De acuerdo a la primera tesis hemos de tener en cuenta
que la política surgió precisamente como una forma destinada a marcar
diferencias entre bandos, sin recurrir a las armas.
La política en sentido histórico es –invirtiendo la
famosa fórmula de Clausewitz- la continuación de la guerra por otros medios.
Sin diferencias y des-uniones, no hay política. La política, por lo tanto, ha
de tener lugar sobre un campo dividido e incluso fragmentado.

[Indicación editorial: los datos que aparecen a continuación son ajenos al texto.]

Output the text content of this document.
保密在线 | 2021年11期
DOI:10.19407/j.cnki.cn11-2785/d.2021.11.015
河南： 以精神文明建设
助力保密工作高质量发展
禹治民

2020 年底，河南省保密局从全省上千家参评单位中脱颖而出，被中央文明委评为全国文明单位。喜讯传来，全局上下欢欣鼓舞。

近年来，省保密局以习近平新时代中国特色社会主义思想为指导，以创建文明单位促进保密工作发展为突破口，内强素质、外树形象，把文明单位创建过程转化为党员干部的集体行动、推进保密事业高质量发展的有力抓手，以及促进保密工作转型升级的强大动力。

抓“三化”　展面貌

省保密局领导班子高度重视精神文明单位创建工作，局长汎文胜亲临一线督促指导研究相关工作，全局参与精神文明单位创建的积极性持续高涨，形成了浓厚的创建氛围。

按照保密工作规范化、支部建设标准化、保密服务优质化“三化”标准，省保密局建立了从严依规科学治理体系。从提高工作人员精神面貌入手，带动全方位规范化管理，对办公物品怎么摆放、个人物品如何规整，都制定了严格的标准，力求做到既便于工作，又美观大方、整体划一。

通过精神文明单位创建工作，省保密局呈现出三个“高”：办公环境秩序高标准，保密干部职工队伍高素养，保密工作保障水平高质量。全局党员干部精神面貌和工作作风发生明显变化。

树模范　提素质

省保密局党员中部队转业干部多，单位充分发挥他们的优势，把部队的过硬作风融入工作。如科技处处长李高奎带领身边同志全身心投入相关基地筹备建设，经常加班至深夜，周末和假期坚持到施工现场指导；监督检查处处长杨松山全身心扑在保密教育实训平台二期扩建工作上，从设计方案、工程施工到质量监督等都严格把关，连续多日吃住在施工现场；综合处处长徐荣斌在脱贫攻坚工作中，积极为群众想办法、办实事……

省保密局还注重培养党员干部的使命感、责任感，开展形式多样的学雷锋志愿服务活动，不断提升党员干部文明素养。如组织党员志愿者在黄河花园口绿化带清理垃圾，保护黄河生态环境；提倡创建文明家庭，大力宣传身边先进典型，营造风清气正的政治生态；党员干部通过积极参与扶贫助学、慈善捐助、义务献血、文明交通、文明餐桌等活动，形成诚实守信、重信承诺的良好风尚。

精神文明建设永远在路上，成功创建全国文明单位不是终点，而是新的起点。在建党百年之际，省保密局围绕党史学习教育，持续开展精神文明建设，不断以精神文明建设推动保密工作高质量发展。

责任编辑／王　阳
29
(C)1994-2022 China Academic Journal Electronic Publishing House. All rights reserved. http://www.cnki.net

La unidad en la política surge frente a la necesidad de
dirimir diferencias con un enemigo al cual no podemos derrotar con nuestras
propias fuerzas (números, medios, dinero). Frente a ese enemigo buscamos
unirnos con otras fuerzas diferentes a nosotros y para eso deponemos, aunque
sea por un breve plazo, las diferencias, para lo cual se requiere de que esas
diferencias existan. La unidad, no hay otra posibilidad, es hija de la
desunión.
Para recurrir a una ya antigua opinión de Michael Walzer,
hacer política supone dominar dos artes: El arte de unir y el arte de separar.
Hay momentos de unidad, pero a la vez hay otros de separación. No separarse a
tiempo puede ser tan fatal como no unirse a tiempo (y no solo en la política)
Hemos de convenir en que cuando hablamos de política nos
referimos a la política moderna, vale decir, a aquella que tiene lugar no solo
en un espacio político, sino en uno político-republicano.
Una república presupone antes que nada, de una
constitución, es decir de un orden reglamentado por un derecho público. La
democracia en cambio, presupone, si no de un gobierno del pueblo, de un pueblo
soberano. Las repúblicas que solo garantizan elecciones sin posibilidad de que
el pueblo ejerza soberanía (incluyendo por supuesto a la oposición) no pueden
ser llamadas, en sentido estricto, democracias. En ellas pueden tener lugar
luchas por la democracia (en las ex repúblicas soviéticas, por ejemplo) pero
eso es algo diferente.
La soberanía del pueblo no supone su infalibilidad. Lo
pueblos se equivocan tanto como sus políticos. Esa es la razón por la cual,
Immanuel Kant, siguiendo a Aristóteles, se pronunció a favor de la forma
republicana en contra de la forma democrática de gobierno. No le faltaron
motivos. El espectáculo que ante sus alemanes ojos brindaba la naciente
democracia de los franceses, era más que deplorable.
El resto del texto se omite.